2.) Consumer Expectations for CE Are Increasing – Remember the 2002 Steven Spielberg film “Minority Report” that featured Tom Cruise waving his hands in the air to move his computer data around? We’re getting closer to this reality every day. There’s an increasing variety of new ways consumers interact with CE devices, including:
• Voice commands
• Touch screen
• Facial recognition
• Projectable keypads
• Body movement (such as Kinect)
While there are some innovations featured in “Minority Report” I hope stay in the realm of science fiction (such as insect robots and crime prediction software), I’m looking forward to what I’m sure is going to be a continuing wave of new creative ways to interact with our devices and data.
3.) Apps Are A Key Growth Driver for CE Devices– “There’s an app for that” is more than an advertising slogan...it’s the truth. There will be an estimated 70 billion downloads of apps on an annual basis by 2014 – that’s an average of 10 apps per person on the planet. This exponential growth of apps is driving the popularity of tablets and smart phones. I think the biggest advantage of apps is they can be used at the “moment of truth” (i.e. when and where they are needed by a consumer). The biggest downside risk many of us have already experienced is to become overwhelmed with too many app choices. Becoming the next “must have” app will remain a dream for legions of developers but consumers will continue to benefit from their hard work.

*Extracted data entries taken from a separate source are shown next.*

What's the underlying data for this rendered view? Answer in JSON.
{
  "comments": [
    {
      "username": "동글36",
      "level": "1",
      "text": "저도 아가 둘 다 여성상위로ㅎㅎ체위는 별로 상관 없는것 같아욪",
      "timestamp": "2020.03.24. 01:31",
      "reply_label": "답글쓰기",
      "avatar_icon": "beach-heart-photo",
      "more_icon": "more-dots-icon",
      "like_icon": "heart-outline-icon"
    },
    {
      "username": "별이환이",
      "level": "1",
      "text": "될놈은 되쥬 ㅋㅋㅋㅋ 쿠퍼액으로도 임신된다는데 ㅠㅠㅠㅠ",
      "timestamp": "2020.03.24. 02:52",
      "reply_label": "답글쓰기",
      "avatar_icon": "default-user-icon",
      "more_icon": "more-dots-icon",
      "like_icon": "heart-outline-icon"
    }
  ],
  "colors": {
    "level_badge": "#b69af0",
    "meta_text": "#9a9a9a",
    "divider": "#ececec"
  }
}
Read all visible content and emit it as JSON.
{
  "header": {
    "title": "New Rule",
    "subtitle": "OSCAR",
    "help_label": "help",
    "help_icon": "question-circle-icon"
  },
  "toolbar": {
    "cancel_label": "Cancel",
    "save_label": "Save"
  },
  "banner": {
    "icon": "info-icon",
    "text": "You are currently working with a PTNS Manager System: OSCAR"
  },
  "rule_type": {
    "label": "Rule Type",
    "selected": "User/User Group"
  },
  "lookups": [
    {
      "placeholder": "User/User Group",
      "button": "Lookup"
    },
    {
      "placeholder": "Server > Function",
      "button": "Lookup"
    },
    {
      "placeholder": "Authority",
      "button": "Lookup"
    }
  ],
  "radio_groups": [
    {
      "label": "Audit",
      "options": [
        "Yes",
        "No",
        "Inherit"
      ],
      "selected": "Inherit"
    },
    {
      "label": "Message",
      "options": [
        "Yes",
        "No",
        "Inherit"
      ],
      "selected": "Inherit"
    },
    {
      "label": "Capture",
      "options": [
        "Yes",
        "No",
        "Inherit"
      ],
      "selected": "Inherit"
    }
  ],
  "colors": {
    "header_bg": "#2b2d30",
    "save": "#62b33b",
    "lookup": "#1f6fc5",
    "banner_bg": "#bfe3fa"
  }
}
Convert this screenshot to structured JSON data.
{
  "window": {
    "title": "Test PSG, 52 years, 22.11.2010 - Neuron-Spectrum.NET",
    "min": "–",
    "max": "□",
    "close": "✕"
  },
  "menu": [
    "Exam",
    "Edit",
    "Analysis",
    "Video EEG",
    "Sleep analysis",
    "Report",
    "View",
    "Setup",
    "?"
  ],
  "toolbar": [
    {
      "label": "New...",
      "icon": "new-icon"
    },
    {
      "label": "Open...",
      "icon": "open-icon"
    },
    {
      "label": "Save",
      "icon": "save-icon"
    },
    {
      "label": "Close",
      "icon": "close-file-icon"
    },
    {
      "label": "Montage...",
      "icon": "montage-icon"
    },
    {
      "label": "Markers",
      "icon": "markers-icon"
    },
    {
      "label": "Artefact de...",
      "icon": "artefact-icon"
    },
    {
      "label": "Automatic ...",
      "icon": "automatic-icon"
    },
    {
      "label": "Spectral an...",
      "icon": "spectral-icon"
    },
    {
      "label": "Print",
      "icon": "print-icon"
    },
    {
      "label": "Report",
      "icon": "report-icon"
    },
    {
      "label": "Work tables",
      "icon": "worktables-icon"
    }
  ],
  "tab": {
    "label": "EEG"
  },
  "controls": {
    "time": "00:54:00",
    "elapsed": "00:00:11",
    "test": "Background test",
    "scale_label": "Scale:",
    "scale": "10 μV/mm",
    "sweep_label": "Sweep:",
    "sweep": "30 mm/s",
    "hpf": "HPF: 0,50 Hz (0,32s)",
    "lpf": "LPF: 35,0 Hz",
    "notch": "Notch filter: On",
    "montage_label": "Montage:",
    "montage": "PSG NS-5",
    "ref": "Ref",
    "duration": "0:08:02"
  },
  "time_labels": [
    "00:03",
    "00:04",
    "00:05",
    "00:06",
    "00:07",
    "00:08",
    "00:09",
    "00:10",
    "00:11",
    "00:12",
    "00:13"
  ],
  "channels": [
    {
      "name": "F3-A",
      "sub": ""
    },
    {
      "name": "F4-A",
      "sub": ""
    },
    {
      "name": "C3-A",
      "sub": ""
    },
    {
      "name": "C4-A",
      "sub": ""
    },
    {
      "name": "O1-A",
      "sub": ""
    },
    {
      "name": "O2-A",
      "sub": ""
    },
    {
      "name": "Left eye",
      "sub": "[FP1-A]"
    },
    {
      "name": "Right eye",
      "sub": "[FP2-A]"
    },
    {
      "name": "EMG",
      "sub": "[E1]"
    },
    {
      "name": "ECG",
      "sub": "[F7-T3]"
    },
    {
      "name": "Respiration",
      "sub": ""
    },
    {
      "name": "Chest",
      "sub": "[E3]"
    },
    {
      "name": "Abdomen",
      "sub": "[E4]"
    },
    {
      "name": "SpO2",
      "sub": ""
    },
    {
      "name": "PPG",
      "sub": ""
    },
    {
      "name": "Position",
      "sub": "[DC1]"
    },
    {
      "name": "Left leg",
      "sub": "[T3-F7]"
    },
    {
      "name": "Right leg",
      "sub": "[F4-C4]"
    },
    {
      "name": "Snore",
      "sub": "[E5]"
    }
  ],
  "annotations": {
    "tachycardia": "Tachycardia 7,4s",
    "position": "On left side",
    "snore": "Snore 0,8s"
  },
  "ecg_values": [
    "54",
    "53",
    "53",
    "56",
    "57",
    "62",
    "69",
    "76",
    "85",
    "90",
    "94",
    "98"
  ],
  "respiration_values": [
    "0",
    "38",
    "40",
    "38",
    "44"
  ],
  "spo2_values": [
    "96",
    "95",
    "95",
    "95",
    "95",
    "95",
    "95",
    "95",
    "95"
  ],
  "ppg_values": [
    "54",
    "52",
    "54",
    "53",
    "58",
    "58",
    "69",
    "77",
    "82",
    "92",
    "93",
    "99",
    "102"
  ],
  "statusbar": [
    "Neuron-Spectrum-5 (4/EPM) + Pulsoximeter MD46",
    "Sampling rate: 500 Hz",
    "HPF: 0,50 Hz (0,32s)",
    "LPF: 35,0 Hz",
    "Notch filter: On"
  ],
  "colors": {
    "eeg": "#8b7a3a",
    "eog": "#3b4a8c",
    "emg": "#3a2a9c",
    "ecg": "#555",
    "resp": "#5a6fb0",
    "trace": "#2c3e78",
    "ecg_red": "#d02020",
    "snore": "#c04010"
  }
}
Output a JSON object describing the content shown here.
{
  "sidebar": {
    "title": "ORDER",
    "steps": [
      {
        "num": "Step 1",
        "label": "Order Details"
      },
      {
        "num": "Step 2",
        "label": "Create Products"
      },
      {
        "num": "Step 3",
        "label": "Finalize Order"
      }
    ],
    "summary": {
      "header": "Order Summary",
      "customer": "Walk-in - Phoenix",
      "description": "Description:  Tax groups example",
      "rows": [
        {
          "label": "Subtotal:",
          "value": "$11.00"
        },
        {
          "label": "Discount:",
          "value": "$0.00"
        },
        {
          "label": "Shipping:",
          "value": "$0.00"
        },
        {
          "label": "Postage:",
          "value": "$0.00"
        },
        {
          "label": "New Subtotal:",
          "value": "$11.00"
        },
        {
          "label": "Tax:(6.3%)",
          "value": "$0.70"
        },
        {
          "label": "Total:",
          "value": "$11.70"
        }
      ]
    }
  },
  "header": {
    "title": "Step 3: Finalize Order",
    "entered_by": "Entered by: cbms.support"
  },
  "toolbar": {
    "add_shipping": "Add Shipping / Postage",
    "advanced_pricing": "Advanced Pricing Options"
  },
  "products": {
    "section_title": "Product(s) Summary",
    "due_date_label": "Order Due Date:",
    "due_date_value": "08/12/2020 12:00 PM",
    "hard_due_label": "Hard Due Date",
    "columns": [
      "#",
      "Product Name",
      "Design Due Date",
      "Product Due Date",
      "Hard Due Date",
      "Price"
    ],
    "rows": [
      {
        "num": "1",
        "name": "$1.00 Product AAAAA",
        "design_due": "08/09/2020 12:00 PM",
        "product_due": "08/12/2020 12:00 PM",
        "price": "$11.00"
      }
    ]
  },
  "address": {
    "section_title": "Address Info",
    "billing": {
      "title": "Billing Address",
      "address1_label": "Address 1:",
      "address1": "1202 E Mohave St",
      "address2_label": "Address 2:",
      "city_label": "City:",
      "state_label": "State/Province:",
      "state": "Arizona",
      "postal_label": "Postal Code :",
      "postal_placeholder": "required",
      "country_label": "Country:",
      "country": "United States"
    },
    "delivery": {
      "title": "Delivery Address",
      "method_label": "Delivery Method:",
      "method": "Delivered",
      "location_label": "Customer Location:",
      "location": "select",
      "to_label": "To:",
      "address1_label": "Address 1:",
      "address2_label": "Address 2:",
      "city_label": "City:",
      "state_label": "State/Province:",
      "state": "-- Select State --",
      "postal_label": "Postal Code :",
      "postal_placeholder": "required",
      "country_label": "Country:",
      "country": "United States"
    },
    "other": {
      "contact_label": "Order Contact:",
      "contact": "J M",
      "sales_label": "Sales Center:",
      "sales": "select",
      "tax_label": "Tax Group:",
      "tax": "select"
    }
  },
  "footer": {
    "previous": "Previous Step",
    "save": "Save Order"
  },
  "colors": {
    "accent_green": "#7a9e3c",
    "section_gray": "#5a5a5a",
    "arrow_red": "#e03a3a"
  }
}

4.) Ongoing Sales From Selling Premium Content Will Be Critical To Long-Term Profits In CE - Creating and maintaining premium prices for CE devices (i.e. Bang & Olufsen) is almost impossible today. Selling premium content and getting a piece of every sale is going to increasingly be where the real market battle takes place. King Gillette discovered over a century ago it’s more profitable to sell razor blades than the device that holds the razor. What Steve Jobs did by creating iTunes and what Jeff Bezos is doing with Kindle Fire is a key to long-term financial viability in the CE category. That’s going to be true for all the major CE players as well in the 21st century where the term “Blade Runner” is going to take on a whole new financial meaning.
5.) Aging Boomers Will Be An Increasingly Important Influence On Future CE Devices – A newly minted 50 year old now occurs in the U.S. on average every 7 seconds (I've been one for 5 years now). Among all age groups, this 50-54 year old segment was the fastest growing during the past decade, increasing by 55%. This “over 50 year old” demographic is already the fastest growing social media user segment. This demographic target should be a top priority for CE manufactures and marketers since they have more discretionary time and money compared to younger consumers. I believe CE design and ease of use aimed specifically at an older demographic group is going to become more important in the next decade. You can already see it happening with some recent CE product launches:
• Wireless scales that measure your weight and alerts family members wirelessly if your weight has gone up or down by a certain amount.
• Motion detectors with sensors that track whether a family member has fallen, opened a pill bottle, used the bathroom excessively at night, wandered out of the home, hasn’t stirred for hours, or forgot to turn off a burner on a stove.
• Mobile phones with a hidden keypad with very large buttons, an amplified earpiece, and a panic button on the back that automatically dials five preprogrammed numbers when triggered.
We all like to make fun of the TV commercials featuring The Clapper (“Clap on! Clap off!”), but I believe as the average American gets older, as a country we are going to need to be all kinds of innovative CE devices that can do a heck of a lot more for us than just turn off the lights.
6.) Consumers Want Integrated CE Home Solutions – While no one I know is looking to install a version of HAL (the computer from “2001” that had self-image and control issues) in their homes, I think we will see a lot more innovation in the next 10 years in how our homes become integrated into a “whole house” solution that features:
– Wireless controls
– Energy efficiency
– Manage communications and security
– User friendly (voice commands or smart phone enabled)
– Easy to maintain and update
7.) How Consumers Buy CE Matters A LOT More Than Where They Buy – My sympathy goes out to the “Big Box” retailers in the U.S. today. They are under increasing pressure to make their economics work. It won’t be easy. They are getting increased competition and continue to lose market share to e-commerce and emerging “mobile commerce” players. In addition, there are more and more consumers who go to their local stores to shop in person, whip out the price scanner on their smart phone to comparison shop, then buy online based on best price (often with free shipping). This is leading some of these retailers (such as Best Buy) to consider sub-leasing some of the existing retail space they’ve got to help bring down their overhead. That will help some but won’t be nearly enough to ensure their survival.
The real winner in all of this for now will be the consumer since they now have at their finger tips the information needed to make a well-informed CE purchase decision as well as continuously lower prices on what they buy. The long-term question is whether this retail environment can last since if enough “brick and mortar” places can’t make their economics work, consumers won’t have the luxury anymore of checking it out the latest CE device in person at their local store before they make a purchase decision.
What's Next? - Despite the on-going economic doldrums we’ve all been in for the last several years, consumers still remain very passionate about their favorite CE devices. The past 5 years have seen an explosion of innovation and strong global growth in various CE categories, which I don’t think is going to slow down anytime soon. The winners in this space are going to be the ones who do the best job staying on top of and effectively responding to the rapidly changing consumer trends I’ve discussed in this blog.
What do you think? What consumer trends will be key drivers for consumer electronics in the next 5 years?